Locarno 2009 - The boy with the gun
Ragazzini che ciondolano. Che si lasciano cadere, stanchi, sulle panchine. Che confabulano fra di loro raccontandosi il prossimo nuovo grande amore. Che ti guardano sfrontati sotto i loro ciuffi, padroni di un mondo che non comprendono. Che camminano in branco ridendo. Sono tanti, a Locarno. Piu’ di quanti si possano pensare, in una località lacustre adatta a riposi da terza età piu’ che ai sogni adoledcenziali. Si incontrano anche sullo schermo. Per le varie coincidenze festivaliere, spesso accomunati in un paio di giorni.
Lo sguardo dolente del giovane regista brasiliano Esmir Filho si concentra sui turbamenti emotivi di un giovane che vive un’esistenza marginale ma sogna usando le nuove tecnologie. Os famosos e os duendes da morte, in concorso, ha squarci di grande cinema, una lentezza programmatica ma mai fastidiosa e un’atmosfera onirica sospesa fra una realtà fatta di incomprensioni che spingono al suicidio e un rifugio virtuale in cui regna il volto fatato di una giovane donna. Vengono in mente certe creazioni di Lynch e Van Sant, anche se una certa patinatura leva spessore al film. Da tenere d’occhio, potrebbe anche vincere qualcosa.
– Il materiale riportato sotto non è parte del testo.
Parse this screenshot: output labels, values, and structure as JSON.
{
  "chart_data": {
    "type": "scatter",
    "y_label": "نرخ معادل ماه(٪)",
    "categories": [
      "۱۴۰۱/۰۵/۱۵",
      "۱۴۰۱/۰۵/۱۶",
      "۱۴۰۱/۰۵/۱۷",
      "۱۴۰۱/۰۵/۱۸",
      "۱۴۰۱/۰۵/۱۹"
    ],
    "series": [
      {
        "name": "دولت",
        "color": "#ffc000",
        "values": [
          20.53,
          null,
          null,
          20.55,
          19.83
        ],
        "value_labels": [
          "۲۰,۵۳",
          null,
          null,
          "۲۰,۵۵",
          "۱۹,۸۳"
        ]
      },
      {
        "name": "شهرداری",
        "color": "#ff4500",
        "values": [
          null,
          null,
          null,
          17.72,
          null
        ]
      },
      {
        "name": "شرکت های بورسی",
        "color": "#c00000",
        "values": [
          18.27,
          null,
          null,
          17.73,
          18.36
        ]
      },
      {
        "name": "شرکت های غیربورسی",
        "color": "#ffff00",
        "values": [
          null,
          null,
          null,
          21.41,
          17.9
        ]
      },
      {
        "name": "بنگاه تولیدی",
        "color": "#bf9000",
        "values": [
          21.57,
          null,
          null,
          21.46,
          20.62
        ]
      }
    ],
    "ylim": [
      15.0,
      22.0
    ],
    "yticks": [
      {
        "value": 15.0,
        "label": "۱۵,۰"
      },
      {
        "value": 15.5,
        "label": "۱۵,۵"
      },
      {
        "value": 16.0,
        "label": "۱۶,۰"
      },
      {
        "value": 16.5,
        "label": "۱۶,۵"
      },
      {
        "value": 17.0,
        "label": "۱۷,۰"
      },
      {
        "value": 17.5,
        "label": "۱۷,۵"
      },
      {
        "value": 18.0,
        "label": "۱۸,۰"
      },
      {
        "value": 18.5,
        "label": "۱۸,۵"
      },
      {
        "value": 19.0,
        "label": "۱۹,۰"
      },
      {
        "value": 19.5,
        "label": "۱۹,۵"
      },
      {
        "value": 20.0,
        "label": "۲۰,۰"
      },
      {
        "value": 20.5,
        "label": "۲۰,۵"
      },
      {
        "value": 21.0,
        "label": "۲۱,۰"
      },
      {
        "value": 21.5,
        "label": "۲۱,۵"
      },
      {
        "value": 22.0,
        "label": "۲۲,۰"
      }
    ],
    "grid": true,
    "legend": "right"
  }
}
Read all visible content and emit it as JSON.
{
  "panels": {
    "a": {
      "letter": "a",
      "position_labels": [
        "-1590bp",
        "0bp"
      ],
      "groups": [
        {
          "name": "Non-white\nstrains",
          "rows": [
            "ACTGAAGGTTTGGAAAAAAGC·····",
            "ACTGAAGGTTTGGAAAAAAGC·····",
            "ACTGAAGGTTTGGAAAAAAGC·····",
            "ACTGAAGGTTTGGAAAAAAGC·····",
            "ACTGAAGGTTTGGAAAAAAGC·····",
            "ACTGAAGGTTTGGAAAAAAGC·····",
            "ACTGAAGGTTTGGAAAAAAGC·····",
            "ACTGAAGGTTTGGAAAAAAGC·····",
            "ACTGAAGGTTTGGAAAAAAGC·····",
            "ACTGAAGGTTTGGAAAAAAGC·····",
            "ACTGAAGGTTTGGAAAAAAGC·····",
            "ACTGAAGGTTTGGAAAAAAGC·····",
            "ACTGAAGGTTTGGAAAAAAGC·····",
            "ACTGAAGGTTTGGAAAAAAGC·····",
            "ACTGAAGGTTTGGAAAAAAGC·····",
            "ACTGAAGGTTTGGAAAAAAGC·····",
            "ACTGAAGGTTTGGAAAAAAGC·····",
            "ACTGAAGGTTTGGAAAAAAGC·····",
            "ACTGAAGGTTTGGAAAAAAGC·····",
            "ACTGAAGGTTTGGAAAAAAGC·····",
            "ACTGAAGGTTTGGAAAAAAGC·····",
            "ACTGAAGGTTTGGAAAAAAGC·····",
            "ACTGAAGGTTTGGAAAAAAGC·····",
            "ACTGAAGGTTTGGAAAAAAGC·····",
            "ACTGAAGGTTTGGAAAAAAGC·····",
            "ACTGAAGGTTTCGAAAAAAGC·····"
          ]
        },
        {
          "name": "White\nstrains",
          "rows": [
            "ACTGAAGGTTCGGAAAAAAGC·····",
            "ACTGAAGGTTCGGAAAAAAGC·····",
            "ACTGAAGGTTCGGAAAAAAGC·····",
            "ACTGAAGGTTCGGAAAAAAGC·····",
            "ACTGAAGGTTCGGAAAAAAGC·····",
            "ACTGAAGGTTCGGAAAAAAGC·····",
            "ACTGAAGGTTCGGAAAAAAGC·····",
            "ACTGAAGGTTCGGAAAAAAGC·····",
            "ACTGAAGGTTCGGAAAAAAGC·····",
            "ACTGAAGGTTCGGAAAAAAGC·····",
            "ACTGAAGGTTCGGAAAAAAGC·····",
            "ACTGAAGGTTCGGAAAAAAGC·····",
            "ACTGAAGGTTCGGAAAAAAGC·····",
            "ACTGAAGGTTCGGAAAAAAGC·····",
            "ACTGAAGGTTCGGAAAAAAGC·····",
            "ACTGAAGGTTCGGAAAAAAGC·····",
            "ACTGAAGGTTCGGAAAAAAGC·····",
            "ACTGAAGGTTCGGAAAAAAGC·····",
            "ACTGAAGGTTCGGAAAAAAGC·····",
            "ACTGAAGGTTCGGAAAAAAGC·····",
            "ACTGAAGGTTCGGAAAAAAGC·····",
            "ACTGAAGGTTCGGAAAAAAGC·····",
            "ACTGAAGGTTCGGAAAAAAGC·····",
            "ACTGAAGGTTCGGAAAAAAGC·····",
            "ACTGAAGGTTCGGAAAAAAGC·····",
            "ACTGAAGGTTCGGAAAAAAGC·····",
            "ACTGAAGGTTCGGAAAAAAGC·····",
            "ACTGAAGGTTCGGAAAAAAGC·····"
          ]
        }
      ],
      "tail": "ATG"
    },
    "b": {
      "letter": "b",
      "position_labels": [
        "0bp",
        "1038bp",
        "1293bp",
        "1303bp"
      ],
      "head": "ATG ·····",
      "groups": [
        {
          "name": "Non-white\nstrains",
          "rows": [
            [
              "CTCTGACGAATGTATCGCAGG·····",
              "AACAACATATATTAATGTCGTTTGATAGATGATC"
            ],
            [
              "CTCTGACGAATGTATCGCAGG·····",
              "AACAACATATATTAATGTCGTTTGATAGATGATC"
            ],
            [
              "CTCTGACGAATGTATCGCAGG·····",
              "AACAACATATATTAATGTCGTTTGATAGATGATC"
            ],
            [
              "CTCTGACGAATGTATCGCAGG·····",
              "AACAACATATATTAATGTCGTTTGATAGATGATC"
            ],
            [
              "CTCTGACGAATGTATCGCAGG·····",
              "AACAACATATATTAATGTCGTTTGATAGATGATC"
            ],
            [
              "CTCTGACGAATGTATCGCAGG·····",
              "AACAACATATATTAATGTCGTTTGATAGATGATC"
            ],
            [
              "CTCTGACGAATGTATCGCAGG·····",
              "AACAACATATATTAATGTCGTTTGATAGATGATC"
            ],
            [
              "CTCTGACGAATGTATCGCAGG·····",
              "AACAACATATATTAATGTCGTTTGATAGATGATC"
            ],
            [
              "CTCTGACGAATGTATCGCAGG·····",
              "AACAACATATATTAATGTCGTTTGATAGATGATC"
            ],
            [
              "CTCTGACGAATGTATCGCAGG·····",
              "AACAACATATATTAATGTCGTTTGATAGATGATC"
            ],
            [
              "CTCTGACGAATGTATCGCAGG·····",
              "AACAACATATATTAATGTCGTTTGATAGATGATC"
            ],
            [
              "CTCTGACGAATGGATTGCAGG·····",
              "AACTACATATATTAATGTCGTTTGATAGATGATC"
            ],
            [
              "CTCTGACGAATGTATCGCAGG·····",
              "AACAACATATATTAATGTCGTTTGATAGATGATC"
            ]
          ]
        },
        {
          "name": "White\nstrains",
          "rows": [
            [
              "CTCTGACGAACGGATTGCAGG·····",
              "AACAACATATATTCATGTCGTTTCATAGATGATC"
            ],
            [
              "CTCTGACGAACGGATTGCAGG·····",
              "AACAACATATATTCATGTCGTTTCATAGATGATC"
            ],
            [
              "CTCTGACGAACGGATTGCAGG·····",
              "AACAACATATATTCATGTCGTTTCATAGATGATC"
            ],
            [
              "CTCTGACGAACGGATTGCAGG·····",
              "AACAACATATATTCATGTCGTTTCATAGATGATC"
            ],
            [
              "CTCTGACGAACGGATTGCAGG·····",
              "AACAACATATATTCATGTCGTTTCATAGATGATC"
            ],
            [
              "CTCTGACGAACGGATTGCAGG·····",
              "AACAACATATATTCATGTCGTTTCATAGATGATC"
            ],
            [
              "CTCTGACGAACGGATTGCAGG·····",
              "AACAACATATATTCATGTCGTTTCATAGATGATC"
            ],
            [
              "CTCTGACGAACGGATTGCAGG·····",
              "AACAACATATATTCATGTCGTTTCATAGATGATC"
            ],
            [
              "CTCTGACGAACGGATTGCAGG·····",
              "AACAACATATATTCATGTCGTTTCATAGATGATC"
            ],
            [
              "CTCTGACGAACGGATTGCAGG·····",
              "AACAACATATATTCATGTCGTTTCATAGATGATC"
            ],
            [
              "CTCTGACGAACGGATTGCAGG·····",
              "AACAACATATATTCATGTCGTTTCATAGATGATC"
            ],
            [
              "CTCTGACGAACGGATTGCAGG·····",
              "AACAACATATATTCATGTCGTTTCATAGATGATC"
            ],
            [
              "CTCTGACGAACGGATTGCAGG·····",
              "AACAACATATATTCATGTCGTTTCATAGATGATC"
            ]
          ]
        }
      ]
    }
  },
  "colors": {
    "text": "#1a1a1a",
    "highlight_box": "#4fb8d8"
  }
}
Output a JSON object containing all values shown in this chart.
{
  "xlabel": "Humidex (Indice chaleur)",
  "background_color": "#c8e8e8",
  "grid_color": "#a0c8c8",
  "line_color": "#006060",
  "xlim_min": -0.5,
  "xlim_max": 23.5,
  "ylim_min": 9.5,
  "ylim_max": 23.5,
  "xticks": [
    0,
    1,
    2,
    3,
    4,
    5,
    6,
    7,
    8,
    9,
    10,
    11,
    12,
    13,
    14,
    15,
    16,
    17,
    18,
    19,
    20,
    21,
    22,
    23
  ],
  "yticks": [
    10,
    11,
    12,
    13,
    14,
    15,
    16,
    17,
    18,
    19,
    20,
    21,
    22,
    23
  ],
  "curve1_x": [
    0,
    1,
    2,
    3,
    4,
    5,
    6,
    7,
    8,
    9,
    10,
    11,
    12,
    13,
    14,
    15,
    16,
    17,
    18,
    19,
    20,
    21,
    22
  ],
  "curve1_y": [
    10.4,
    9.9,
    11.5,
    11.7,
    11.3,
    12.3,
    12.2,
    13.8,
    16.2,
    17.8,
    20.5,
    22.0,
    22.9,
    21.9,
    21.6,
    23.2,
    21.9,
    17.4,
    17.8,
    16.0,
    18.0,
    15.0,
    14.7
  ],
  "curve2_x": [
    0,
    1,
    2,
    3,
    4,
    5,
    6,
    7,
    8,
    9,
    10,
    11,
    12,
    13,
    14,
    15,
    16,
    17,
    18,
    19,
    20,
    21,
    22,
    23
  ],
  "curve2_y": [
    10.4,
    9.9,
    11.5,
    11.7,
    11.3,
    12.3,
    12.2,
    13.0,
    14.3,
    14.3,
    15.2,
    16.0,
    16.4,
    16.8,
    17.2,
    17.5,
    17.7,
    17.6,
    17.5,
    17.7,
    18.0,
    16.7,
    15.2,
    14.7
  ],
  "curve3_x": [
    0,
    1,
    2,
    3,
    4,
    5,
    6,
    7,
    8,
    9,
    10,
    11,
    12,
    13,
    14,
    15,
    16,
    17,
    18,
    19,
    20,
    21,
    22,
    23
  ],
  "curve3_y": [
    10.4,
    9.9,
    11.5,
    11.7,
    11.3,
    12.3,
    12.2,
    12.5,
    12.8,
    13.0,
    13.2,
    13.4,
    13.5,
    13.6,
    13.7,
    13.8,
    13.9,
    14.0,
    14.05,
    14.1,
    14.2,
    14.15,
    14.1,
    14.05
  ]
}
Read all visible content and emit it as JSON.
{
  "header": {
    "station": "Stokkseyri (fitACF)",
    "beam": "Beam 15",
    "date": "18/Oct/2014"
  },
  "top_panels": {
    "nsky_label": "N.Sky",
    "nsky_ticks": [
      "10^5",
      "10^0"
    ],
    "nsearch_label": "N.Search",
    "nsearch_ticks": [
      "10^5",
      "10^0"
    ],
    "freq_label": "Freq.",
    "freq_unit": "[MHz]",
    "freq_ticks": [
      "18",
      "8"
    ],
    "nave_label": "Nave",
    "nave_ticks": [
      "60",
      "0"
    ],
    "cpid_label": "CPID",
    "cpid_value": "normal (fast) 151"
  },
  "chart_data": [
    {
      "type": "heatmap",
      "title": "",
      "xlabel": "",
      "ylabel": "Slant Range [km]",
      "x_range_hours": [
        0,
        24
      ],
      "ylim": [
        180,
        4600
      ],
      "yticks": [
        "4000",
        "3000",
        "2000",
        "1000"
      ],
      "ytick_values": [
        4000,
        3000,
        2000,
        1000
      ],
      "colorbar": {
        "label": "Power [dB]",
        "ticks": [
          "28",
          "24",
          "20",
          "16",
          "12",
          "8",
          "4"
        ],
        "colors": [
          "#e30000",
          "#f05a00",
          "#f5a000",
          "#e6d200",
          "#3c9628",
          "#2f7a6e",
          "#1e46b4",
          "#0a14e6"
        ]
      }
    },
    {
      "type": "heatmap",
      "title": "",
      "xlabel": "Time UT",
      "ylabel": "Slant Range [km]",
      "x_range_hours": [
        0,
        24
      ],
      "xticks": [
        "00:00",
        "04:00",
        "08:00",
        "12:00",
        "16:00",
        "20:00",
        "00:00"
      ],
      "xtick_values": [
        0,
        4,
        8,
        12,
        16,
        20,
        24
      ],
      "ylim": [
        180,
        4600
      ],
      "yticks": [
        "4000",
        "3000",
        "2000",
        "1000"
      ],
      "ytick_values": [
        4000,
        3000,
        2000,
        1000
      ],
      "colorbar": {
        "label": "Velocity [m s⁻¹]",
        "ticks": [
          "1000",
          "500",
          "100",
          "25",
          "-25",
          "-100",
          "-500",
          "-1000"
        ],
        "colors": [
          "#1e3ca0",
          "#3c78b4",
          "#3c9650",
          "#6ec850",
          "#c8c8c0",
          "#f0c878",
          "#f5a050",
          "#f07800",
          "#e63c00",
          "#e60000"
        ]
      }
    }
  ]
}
Una diciottenne ribelle alle convenzioni e sensibile fino all’autolesionismo è invece la protagonista del francese L’insurgée, film in concorso di Laurent Perreau. Orfana di madre (morta in un incdiente) e di padre (scomparso tanti anni prima), la ragazza vive con il nonno compositore ed ex partigiano (uno splendido Michel Piccoli), impostando un rapporto di odio-amore acuito dalla spceularità pressocchè totale dei due caratteri. Il nuoto, di cui è campionessa in erba, e l’amore per il sorvegliante di un locale le danno gioia, ma sono anche motivo di sofferenza, fino a una scelta estrema. Il passagio delicato fra adolescenza ed età adulta viene descritto da Perreau con abbondanza di particolari in un film solido e di impianto classico. La vicenda, di per sè non certo orginale, ha un suo dipanarsi concreto e senza sbalzi, del tutto credibile. E’ per questo che ci appassionniamo alle vicende di Claire (interpretata in modo convincente dalla giovane Pauline Etienne, per cui non esitiamo a prevedere un futuro radioso), fragile ma determinata, come se fosse figlia nostra. I colori del film, che sottolineano il cambio di sguardo e di scena, contribuiscono a renderlo interessante; niente di trascendentale, ma almeno una bella storia da raccontare e, soprattutto, la capacità di farlo.
Meno riuscito invece Complices, del franco-svizzero Frederic Mermoud, che narra del rapporto difficile fra il giovane e affascinante gigolo’ Vincent e la studentessa modello Rebecca. Per amore la ragazza entra nel mondo torbido di Vincent, accettando umiliazioni e rapporti sessuali multipli, ma qualcosa va storto e ci scappa il morto. Sarà un commissario brusco, ma tormentato da sensi di colpa per la mancata paternità, a risolvere la situazione. L’idea iniziale di descrivere un sentimento che si fa carne, in ogni senso possibile, e trascende le possibili incomprensioni diventando grande, e parallelamente i tormenti di adulti emotivamente irrisolti, si scolora in un film di genere, che vira verso il noir senza il nerbo necessario, diventando narrativamente banale. I corpi dei due giovani protagonisti, generosamente mostrati, avrebbero meritato ben altro sguardo: qui si sta in mezzo, senza prendere una posizione nè morale nè estetica, e la sensazione è quella di una discreta occasione sprecata.